すべての人を「経営人材」に変える

日本に住むすべての人が豊かになるために、我々一人ひとりが取り組めることは、「カネよりもヒトが大事」という過去の日本経済を支えた経営思想の原点に戻ることだ。そのために、労働者から資本家・経営者まですべての人が名実ともに付加価値創造に貢献する「経営人材」としての意識と知識を共有する必要がある。

もし「すべての人が付加価値創造に貢献できる経営人材だ」という信念が日本中で共有されれば、すべての人が経営人材として尊重される結果として、給料は上がり無駄な労力を消費させる仕事は減るだろう。

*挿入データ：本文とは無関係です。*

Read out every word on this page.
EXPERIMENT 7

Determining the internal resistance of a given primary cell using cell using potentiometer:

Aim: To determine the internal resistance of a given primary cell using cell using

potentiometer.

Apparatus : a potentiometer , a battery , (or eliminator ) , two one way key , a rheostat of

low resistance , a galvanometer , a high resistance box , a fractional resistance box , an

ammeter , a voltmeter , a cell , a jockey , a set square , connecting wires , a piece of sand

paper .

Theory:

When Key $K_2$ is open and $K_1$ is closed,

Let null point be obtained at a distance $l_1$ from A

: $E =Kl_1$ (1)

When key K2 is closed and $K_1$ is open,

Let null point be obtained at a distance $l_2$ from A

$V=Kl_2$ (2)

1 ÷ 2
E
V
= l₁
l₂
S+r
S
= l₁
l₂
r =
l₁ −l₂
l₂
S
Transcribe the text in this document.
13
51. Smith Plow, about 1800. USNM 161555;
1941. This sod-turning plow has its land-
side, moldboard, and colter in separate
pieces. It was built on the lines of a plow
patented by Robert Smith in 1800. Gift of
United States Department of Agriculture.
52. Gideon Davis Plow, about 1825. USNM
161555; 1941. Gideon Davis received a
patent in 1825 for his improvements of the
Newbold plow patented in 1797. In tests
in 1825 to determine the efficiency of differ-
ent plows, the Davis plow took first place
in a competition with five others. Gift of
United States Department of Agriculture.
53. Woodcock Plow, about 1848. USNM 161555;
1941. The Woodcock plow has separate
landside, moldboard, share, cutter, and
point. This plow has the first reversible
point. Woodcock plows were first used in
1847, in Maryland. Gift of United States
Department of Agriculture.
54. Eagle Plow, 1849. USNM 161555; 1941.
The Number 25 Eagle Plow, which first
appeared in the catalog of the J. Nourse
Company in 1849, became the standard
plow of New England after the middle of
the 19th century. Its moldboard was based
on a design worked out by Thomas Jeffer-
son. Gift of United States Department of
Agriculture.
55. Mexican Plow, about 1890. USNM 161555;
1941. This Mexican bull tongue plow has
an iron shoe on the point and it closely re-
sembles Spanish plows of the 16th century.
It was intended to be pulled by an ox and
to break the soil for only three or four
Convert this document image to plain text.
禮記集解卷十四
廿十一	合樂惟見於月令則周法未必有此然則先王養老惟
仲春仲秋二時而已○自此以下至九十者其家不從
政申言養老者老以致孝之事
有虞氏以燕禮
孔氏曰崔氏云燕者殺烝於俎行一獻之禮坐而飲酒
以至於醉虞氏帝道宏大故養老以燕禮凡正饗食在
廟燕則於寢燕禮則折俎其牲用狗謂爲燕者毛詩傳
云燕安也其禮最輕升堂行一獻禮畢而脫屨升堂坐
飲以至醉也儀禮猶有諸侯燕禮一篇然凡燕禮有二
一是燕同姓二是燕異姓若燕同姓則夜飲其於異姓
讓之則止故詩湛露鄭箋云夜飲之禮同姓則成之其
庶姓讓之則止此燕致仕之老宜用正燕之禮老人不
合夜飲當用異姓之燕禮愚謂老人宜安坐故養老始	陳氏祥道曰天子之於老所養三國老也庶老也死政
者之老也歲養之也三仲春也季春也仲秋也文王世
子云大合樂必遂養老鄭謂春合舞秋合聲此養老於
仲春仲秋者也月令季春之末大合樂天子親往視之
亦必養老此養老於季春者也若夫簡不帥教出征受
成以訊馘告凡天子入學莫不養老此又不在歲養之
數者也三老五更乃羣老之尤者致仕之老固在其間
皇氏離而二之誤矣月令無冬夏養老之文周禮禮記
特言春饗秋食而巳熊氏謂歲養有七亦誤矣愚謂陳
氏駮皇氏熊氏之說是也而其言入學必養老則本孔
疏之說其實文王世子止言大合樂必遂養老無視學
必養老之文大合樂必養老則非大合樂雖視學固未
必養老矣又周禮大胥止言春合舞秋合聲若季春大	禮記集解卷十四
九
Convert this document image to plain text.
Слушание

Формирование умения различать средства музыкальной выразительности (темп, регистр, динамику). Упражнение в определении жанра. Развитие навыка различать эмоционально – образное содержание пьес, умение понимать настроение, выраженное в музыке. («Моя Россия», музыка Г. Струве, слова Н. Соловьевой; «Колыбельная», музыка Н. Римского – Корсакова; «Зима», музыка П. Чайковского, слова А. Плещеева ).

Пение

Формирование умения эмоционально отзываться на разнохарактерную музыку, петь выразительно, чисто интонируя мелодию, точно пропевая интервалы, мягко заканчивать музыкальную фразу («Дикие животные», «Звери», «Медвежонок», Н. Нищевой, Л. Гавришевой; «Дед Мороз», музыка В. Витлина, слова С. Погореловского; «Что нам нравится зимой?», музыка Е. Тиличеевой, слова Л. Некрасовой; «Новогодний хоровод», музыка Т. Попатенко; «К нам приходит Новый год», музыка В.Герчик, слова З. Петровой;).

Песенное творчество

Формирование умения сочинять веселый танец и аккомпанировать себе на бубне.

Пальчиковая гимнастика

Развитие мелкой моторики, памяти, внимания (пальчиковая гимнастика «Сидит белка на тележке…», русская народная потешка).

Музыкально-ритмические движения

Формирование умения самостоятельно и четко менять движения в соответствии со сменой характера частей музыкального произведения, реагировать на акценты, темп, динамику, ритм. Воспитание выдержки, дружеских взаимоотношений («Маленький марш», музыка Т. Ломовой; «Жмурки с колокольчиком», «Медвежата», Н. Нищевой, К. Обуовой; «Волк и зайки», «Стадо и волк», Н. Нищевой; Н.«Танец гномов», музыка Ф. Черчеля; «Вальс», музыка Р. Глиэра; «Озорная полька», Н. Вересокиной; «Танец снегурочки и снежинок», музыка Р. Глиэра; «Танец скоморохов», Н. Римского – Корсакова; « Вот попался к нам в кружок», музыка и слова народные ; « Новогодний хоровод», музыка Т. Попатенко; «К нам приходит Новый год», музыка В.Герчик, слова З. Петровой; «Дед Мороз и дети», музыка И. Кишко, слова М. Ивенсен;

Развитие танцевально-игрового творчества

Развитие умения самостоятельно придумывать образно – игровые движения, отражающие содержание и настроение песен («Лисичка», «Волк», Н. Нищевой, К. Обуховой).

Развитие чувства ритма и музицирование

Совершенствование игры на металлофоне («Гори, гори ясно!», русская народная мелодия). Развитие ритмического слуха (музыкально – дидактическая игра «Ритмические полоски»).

ただし、すべての人が経営人材だという信念は、企業の成長に貢献するという実が伴っていなければ共有されえない。そのためには、意識改革と同時並行して日本中のすべての人に有効な経営教育が無償で行き渡る必要がある。

【図表1】日本企業の過去の強みの本質「価値創造の民主化」

ここで、①経営教育により経営成果が得られやすくなる、②何事も他人の協力を得なければ実現できない、という当たり前の前提から、簡単な算数によって驚くべき結論が得られる。「経営成果は、経営教育が普及している人数乗で、向上していく」という結論だ(図表1)。

「無駄な規制」「名ばかり管理」を排除する

実際に、過去の日本においても、製造業という限られた業界ではあったが、価値創造の民主化が信じられ、日本企業が世界一の経営成績を誇った時期があった。そこでは、QCサークル活動等を通して、中卒・高卒の作業員から大学院卒の技術者まですべての人が品質管理に必要な基礎的な統計学と経営の知識(QC七つ道具)を得ていた。

こうした過去の強みを、製造業を超えて発揮するには、QC七つ道具よりも普遍的な経営知識を普及させていき、実際に我々一人ひとりがそれを吸収していく必要がある。筆者も、微力ながら、そのための教材を著作権放棄・無償で提供している。

すべての人が価値創造の主役であり「カネよりヒトが大事だ」という信念が実をともなって広まれば、ヒトの労力を無駄に奪うだけの名ばかり管理は悪だと認識される。そうすれば、すべての人にとって仕事がもっと楽しいものに変わり、同時に生産性も向上するだろう。

もう一つ、政府にしかできない「価値創造の国造り」という取り組みもありえる。そのために、政府が率先して「日本で働くヒトこそが国の要であり、ヒトを締め付けるのではなく、反対にヒトにとっての価値創造の障害を取り除くことこそが産業政策だ」という価値観に転換する必要がある。

こうして、無駄な規制や名ばかり管理をなくし、代わりに良質な電力を安定供給し、製造部品のやり取りに必要な交通網を整備するなど、モノ(無形のサービス含む)を作りやすくする環境整備が必要だ。将来的には、価値創造を横取りするような税負担を世界一軽くするような努力も必要だろう。

すなわち、国民の中に「働けば働くほど幸せになれる」「一番貴重なのは自分(の労働力)という資産だ」「カネよりもヒトが大事」という価値観が実感を伴って普及するような政策が求められる。

日本パッシングの今を逃してはいけない

市民レベルと政府レベルでのこれらの意識変換が経済成長にいかに有効かは歴史的にも実証済みだし、ここで述べた簡単な算数からも明らかだ。しかも、中国をはじめとする新興国の賃金上昇と日本の賃金の停滞、さらに昨今の円安によって、相対的に生産地としての日本の競争力は高くなっている。

問題は、こうした転換によって日本が経済成長を再開したら、またもアメリカに潰されないかという懸念である。

岩尾俊兵『13歳からの経営の教科書』(KADOKAWA)
岩尾俊兵『13歳からの経営の教科書』(KADOKAWA)

だが、現在のアメリカの経済安全保障上の最大の懸念は中国に移っている。大統領への影響力も強い新アメリカ安全保障センター(Center for a New American Security)などは、中国に過度に依存した貿易からの脱却を提言しているほどだ。

また、これまでの日本の長期停滞によって、アメリカには日本「パ」ッシング(日本への無関心)思考が蔓延している。そのため、今こそ経営の基本に戻って価値創造に邁進すれば、日本「バ」ッシング(日本叩き)につぶされることなく日本の産業は成長していける可能性は高い。

過去の日本の栄光と挫折の歴史を踏まえれば、日本パッシングの今こそ成長のチャンスだ。そのために、「価値創造の民主化」と「価値創造の国造り」という経営の基本が国民全体と政府関係者の両方に浸透する必要があろう。